The cropping region, where the field trials were conducted, is
influenced by a half continental climate with typical dry periods,
reducing the infection pressure of fungal diseases on leaves and ears.
Nevertheless disease control on leaves and ears by using threshold
values has achieved a significant higher crop yield as compared to
untreated plot. Seed treatment with Fluquinconazole (Jockey®) to
control take-all (Gaeumannomyces graminis var. tritici) stabilized crop
yields and indicated the possibility of reduced fungicide applications
on leaves and ears. The yield formation resulted in equal crop yields
as compared to the system of conventional seed treatment + fungicide.

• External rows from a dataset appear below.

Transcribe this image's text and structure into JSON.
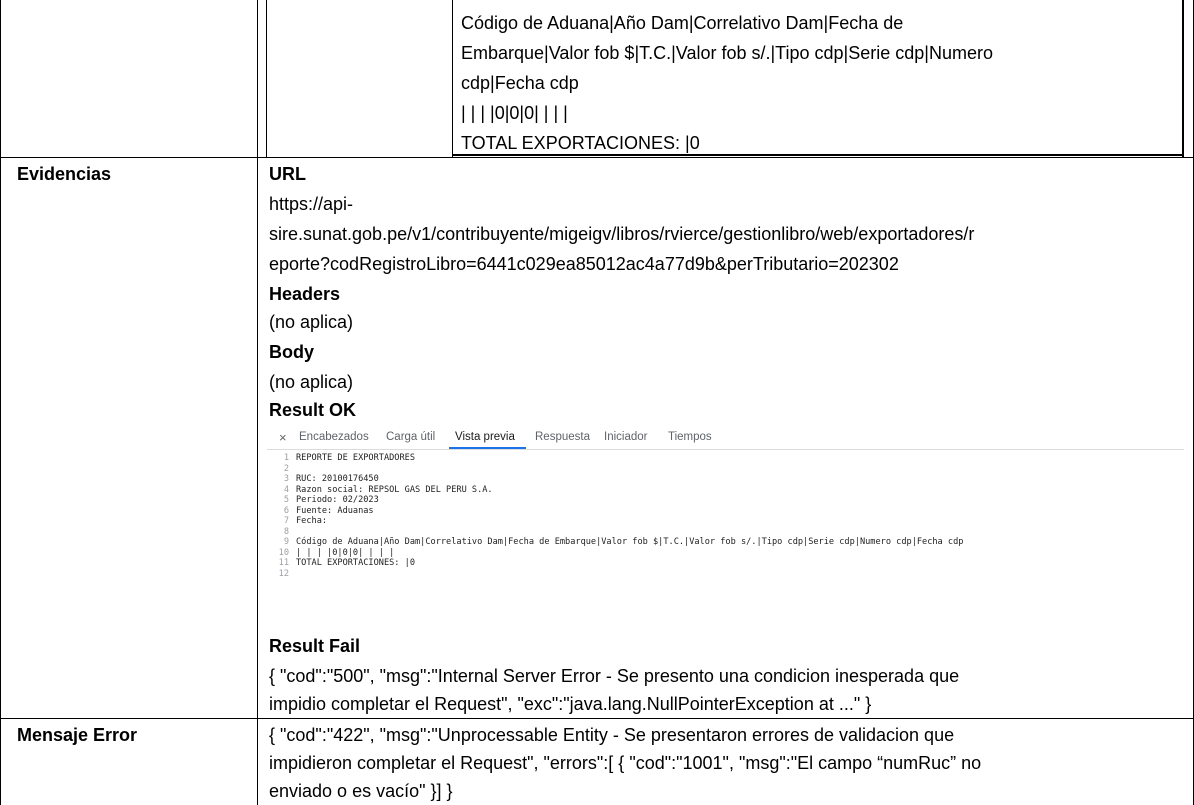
{
  "top_cell": {
    "lines": [
      "Código de Aduana|Año Dam|Correlativo Dam|Fecha de",
      "Embarque|Valor fob $|T.C.|Valor fob s/.|Tipo cdp|Serie cdp|Numero",
      "cdp|Fecha cdp",
      " | | | |0|0|0| | | |",
      "TOTAL EXPORTACIONES: |0"
    ]
  },
  "evidencias": {
    "label": "Evidencias",
    "url_heading": "URL",
    "url_lines": [
      "https://api-",
      "sire.sunat.gob.pe/v1/contribuyente/migeigv/libros/rvierce/gestionlibro/web/exportadores/r",
      "eporte?codRegistroLibro=6441c029ea85012ac4a77d9b&perTributario=202302"
    ],
    "headers_heading": "Headers",
    "headers_value": "(no aplica)",
    "body_heading": "Body",
    "body_value": "(no aplica)",
    "result_ok_heading": "Result OK",
    "screenshot": {
      "close_glyph": "×",
      "tabs": [
        "Encabezados",
        "Carga útil",
        "Vista previa",
        "Respuesta",
        "Iniciador",
        "Tiempos"
      ],
      "active_tab": "Vista previa",
      "code_lines": [
        {
          "n": "1",
          "t": "REPORTE DE EXPORTADORES"
        },
        {
          "n": "2",
          "t": ""
        },
        {
          "n": "3",
          "t": "RUC: 20100176450"
        },
        {
          "n": "4",
          "t": "Razon social: REPSOL GAS DEL PERU S.A."
        },
        {
          "n": "5",
          "t": "Periodo: 02/2023"
        },
        {
          "n": "6",
          "t": "Fuente: Aduanas"
        },
        {
          "n": "7",
          "t": "Fecha:"
        },
        {
          "n": "8",
          "t": ""
        },
        {
          "n": "9",
          "t": "Código de Aduana|Año Dam|Correlativo Dam|Fecha de Embarque|Valor fob $|T.C.|Valor fob s/.|Tipo cdp|Serie cdp|Numero cdp|Fecha cdp"
        },
        {
          "n": "10",
          "t": " | | | |0|0|0| | | |"
        },
        {
          "n": "11",
          "t": "TOTAL EXPORTACIONES: |0"
        },
        {
          "n": "12",
          "t": ""
        }
      ]
    },
    "result_fail_heading": "Result Fail",
    "result_fail_lines": [
      "{ \"cod\":\"500\", \"msg\":\"Internal Server Error - Se presento una condicion inesperada que",
      "impidio completar el Request\", \"exc\":\"java.lang.NullPointerException at ...\" }"
    ]
  },
  "mensaje_error": {
    "label": "Mensaje Error",
    "lines": [
      "{ \"cod\":\"422\", \"msg\":\"Unprocessable Entity - Se presentaron errores de validacion que",
      "impidieron completar el Request\", \"errors\":[ { \"cod\":\"1001\", \"msg\":\"El campo “numRuc” no",
      "enviado o es vacío\" }] }"
    ]
  }
}
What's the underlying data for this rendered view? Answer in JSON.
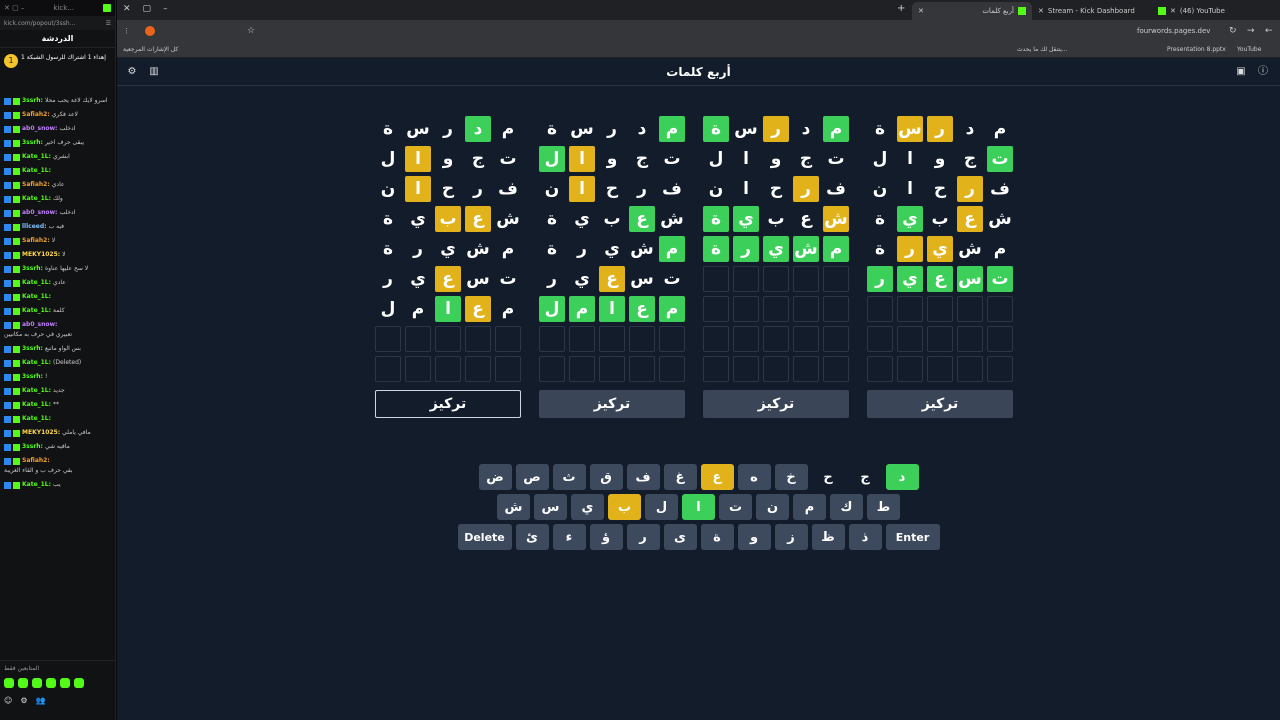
{
  "chat": {
    "window_title": "kick...",
    "url": "kick.com/popout/3ssh...",
    "title": "الدردشة",
    "pinned_text": "إهداء 1 اشتراك للرسول الشبكة 1",
    "messages": [
      {
        "user": "3ssrh",
        "text": "اسرو لايك لاغة يحب محلا",
        "color": "#53fc18"
      },
      {
        "user": "Safiah2",
        "text": "لاعد فكري",
        "color": "#f0a030"
      },
      {
        "user": "ab0_snow",
        "text": "ادخلب",
        "color": "#c080ff"
      },
      {
        "user": "3ssrh",
        "text": "يبقى حرف اخير",
        "color": "#53fc18"
      },
      {
        "user": "Kate_1L",
        "text": "ابشري",
        "color": "#53fc18"
      },
      {
        "user": "Kate_1L",
        "text": "",
        "color": "#53fc18"
      },
      {
        "user": "Safiah2",
        "text": "عادي",
        "color": "#f0a030"
      },
      {
        "user": "Kate_1L",
        "text": "ولك",
        "color": "#53fc18"
      },
      {
        "user": "ab0_snow",
        "text": "ادخلب",
        "color": "#c080ff"
      },
      {
        "user": "lllceed",
        "text": "فيه ب",
        "color": "#80c0ff"
      },
      {
        "user": "Safiah2",
        "text": "لا",
        "color": "#f0a030"
      },
      {
        "user": "MEKY1025",
        "text": "لا",
        "color": "#ffd84a"
      },
      {
        "user": "3ssrh",
        "text": "لا سح عليها عناوة",
        "color": "#53fc18"
      },
      {
        "user": "Kate_1L",
        "text": "عادي",
        "color": "#53fc18"
      },
      {
        "user": "Kate_1L",
        "text": "",
        "color": "#53fc18"
      },
      {
        "user": "Kate_1L",
        "text": "كلمة",
        "color": "#53fc18"
      },
      {
        "user": "ab0_snow",
        "text": "تعبيري في حرف به مكانيين",
        "color": "#c080ff"
      },
      {
        "user": "3ssrh",
        "text": "بس الواو ماتبع",
        "color": "#53fc18"
      },
      {
        "user": "Kate_1L",
        "text": "(Deleted)",
        "color": "#53fc18"
      },
      {
        "user": "3ssrh",
        "text": "!",
        "color": "#53fc18"
      },
      {
        "user": "Kate_1L",
        "text": "جديد",
        "color": "#53fc18"
      },
      {
        "user": "Kate_1L",
        "text": "**",
        "color": "#53fc18"
      },
      {
        "user": "Kate_1L",
        "text": "",
        "color": "#53fc18"
      },
      {
        "user": "MEKY1025",
        "text": "مافي ياملي",
        "color": "#ffd84a"
      },
      {
        "user": "3ssrh",
        "text": "مافيه شي",
        "color": "#53fc18"
      },
      {
        "user": "Safiah2",
        "text": "بقي حرف ب و القاء الغريبة",
        "color": "#f0a030"
      },
      {
        "user": "Kate_1L",
        "text": "يب",
        "color": "#53fc18"
      }
    ],
    "bottom_label": "المتابعين فقط"
  },
  "browser": {
    "tabs": [
      "أربع كلمات",
      "Stream - Kick Dashboard",
      "(46) YouTube"
    ],
    "url": "fourwords.pages.dev",
    "bookmarks": [
      "كل الإشارات المرجعية",
      "يتنقل لك ما يحدث...",
      "Presentation 8.pptx",
      "YouTube"
    ]
  },
  "game": {
    "title": "أربع كلمات",
    "focus_label": "تركيز",
    "boards": [
      {
        "rows": [
          [
            [
              "م",
              "n"
            ],
            [
              "د",
              "g"
            ],
            [
              "ر",
              "n"
            ],
            [
              "س",
              "n"
            ],
            [
              "ة",
              "n"
            ]
          ],
          [
            [
              "ت",
              "n"
            ],
            [
              "ج",
              "n"
            ],
            [
              "و",
              "n"
            ],
            [
              "ا",
              "y"
            ],
            [
              "ل",
              "n"
            ]
          ],
          [
            [
              "ف",
              "n"
            ],
            [
              "ر",
              "n"
            ],
            [
              "ح",
              "n"
            ],
            [
              "ا",
              "y"
            ],
            [
              "ن",
              "n"
            ]
          ],
          [
            [
              "ش",
              "n"
            ],
            [
              "ع",
              "y"
            ],
            [
              "ب",
              "y"
            ],
            [
              "ي",
              "n"
            ],
            [
              "ة",
              "n"
            ]
          ],
          [
            [
              "م",
              "n"
            ],
            [
              "ش",
              "n"
            ],
            [
              "ي",
              "n"
            ],
            [
              "ر",
              "n"
            ],
            [
              "ة",
              "n"
            ]
          ],
          [
            [
              "ت",
              "n"
            ],
            [
              "س",
              "n"
            ],
            [
              "ع",
              "y"
            ],
            [
              "ي",
              "n"
            ],
            [
              "ر",
              "n"
            ]
          ],
          [
            [
              "م",
              "n"
            ],
            [
              "ع",
              "y"
            ],
            [
              "ا",
              "g"
            ],
            [
              "م",
              "n"
            ],
            [
              "ل",
              "n"
            ]
          ]
        ],
        "selected": true
      },
      {
        "rows": [
          [
            [
              "م",
              "g"
            ],
            [
              "د",
              "n"
            ],
            [
              "ر",
              "n"
            ],
            [
              "س",
              "n"
            ],
            [
              "ة",
              "n"
            ]
          ],
          [
            [
              "ت",
              "n"
            ],
            [
              "ج",
              "n"
            ],
            [
              "و",
              "n"
            ],
            [
              "ا",
              "y"
            ],
            [
              "ل",
              "g"
            ]
          ],
          [
            [
              "ف",
              "n"
            ],
            [
              "ر",
              "n"
            ],
            [
              "ح",
              "n"
            ],
            [
              "ا",
              "y"
            ],
            [
              "ن",
              "n"
            ]
          ],
          [
            [
              "ش",
              "n"
            ],
            [
              "ع",
              "g"
            ],
            [
              "ب",
              "n"
            ],
            [
              "ي",
              "n"
            ],
            [
              "ة",
              "n"
            ]
          ],
          [
            [
              "م",
              "g"
            ],
            [
              "ش",
              "n"
            ],
            [
              "ي",
              "n"
            ],
            [
              "ر",
              "n"
            ],
            [
              "ة",
              "n"
            ]
          ],
          [
            [
              "ت",
              "n"
            ],
            [
              "س",
              "n"
            ],
            [
              "ع",
              "y"
            ],
            [
              "ي",
              "n"
            ],
            [
              "ر",
              "n"
            ]
          ],
          [
            [
              "م",
              "g"
            ],
            [
              "ع",
              "g"
            ],
            [
              "ا",
              "g"
            ],
            [
              "م",
              "g"
            ],
            [
              "ل",
              "g"
            ]
          ]
        ],
        "selected": false
      },
      {
        "rows": [
          [
            [
              "م",
              "g"
            ],
            [
              "د",
              "n"
            ],
            [
              "ر",
              "y"
            ],
            [
              "س",
              "n"
            ],
            [
              "ة",
              "g"
            ]
          ],
          [
            [
              "ت",
              "n"
            ],
            [
              "ج",
              "n"
            ],
            [
              "و",
              "n"
            ],
            [
              "ا",
              "n"
            ],
            [
              "ل",
              "n"
            ]
          ],
          [
            [
              "ف",
              "n"
            ],
            [
              "ر",
              "y"
            ],
            [
              "ح",
              "n"
            ],
            [
              "ا",
              "n"
            ],
            [
              "ن",
              "n"
            ]
          ],
          [
            [
              "ش",
              "y"
            ],
            [
              "ع",
              "n"
            ],
            [
              "ب",
              "n"
            ],
            [
              "ي",
              "g"
            ],
            [
              "ة",
              "g"
            ]
          ],
          [
            [
              "م",
              "g"
            ],
            [
              "ش",
              "g"
            ],
            [
              "ي",
              "g"
            ],
            [
              "ر",
              "g"
            ],
            [
              "ة",
              "g"
            ]
          ]
        ],
        "selected": false
      },
      {
        "rows": [
          [
            [
              "م",
              "n"
            ],
            [
              "د",
              "n"
            ],
            [
              "ر",
              "y"
            ],
            [
              "س",
              "y"
            ],
            [
              "ة",
              "n"
            ]
          ],
          [
            [
              "ت",
              "g"
            ],
            [
              "ج",
              "n"
            ],
            [
              "و",
              "n"
            ],
            [
              "ا",
              "n"
            ],
            [
              "ل",
              "n"
            ]
          ],
          [
            [
              "ف",
              "n"
            ],
            [
              "ر",
              "y"
            ],
            [
              "ح",
              "n"
            ],
            [
              "ا",
              "n"
            ],
            [
              "ن",
              "n"
            ]
          ],
          [
            [
              "ش",
              "n"
            ],
            [
              "ع",
              "y"
            ],
            [
              "ب",
              "n"
            ],
            [
              "ي",
              "g"
            ],
            [
              "ة",
              "n"
            ]
          ],
          [
            [
              "م",
              "n"
            ],
            [
              "ش",
              "n"
            ],
            [
              "ي",
              "y"
            ],
            [
              "ر",
              "y"
            ],
            [
              "ة",
              "n"
            ]
          ],
          [
            [
              "ت",
              "g"
            ],
            [
              "س",
              "g"
            ],
            [
              "ع",
              "g"
            ],
            [
              "ي",
              "g"
            ],
            [
              "ر",
              "g"
            ]
          ]
        ],
        "selected": false
      }
    ],
    "keyboard": [
      [
        [
          "د",
          "g"
        ],
        [
          "ج",
          "k"
        ],
        [
          "ح",
          "k"
        ],
        [
          "خ",
          "n"
        ],
        [
          "ه",
          "n"
        ],
        [
          "ع",
          "y"
        ],
        [
          "غ",
          "n"
        ],
        [
          "ف",
          "n"
        ],
        [
          "ق",
          "n"
        ],
        [
          "ث",
          "n"
        ],
        [
          "ص",
          "n"
        ],
        [
          "ض",
          "n"
        ]
      ],
      [
        [
          "ط",
          "n"
        ],
        [
          "ك",
          "n"
        ],
        [
          "م",
          "n"
        ],
        [
          "ن",
          "n"
        ],
        [
          "ت",
          "n"
        ],
        [
          "ا",
          "g"
        ],
        [
          "ل",
          "n"
        ],
        [
          "ب",
          "y"
        ],
        [
          "ي",
          "n"
        ],
        [
          "س",
          "n"
        ],
        [
          "ش",
          "n"
        ]
      ],
      [
        [
          "Enter",
          "w"
        ],
        [
          "ذ",
          "n"
        ],
        [
          "ظ",
          "n"
        ],
        [
          "ز",
          "n"
        ],
        [
          "و",
          "n"
        ],
        [
          "ة",
          "n"
        ],
        [
          "ى",
          "n"
        ],
        [
          "ر",
          "n"
        ],
        [
          "ؤ",
          "n"
        ],
        [
          "ء",
          "n"
        ],
        [
          "ئ",
          "n"
        ],
        [
          "Delete",
          "w"
        ]
      ]
    ]
  }
}
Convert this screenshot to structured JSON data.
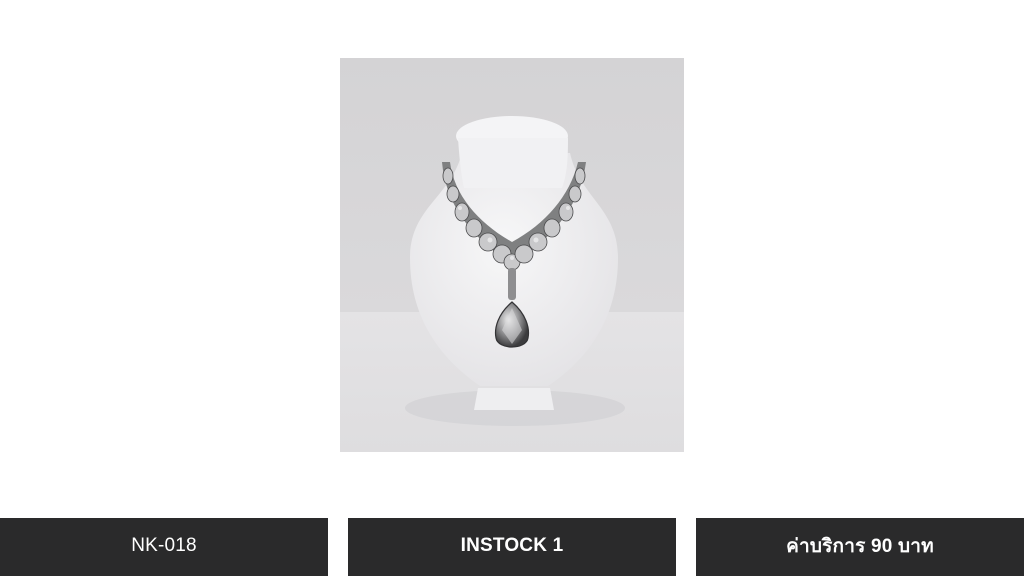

This results in an additional effect on non-infected populations. On
the other hand this positive effect should not induce an increase of
cereals in crop rotations.
The variability of wheat yield was mainly caused by the environment
(51 %). The mineral nitrogen fertilisation influenced the variability
by 29 %. In contrast other treatments, like choice of variety and seed
treatment, did not vary crop yields. The fungicide application on
leaves and ears revealed to be important for yield stability.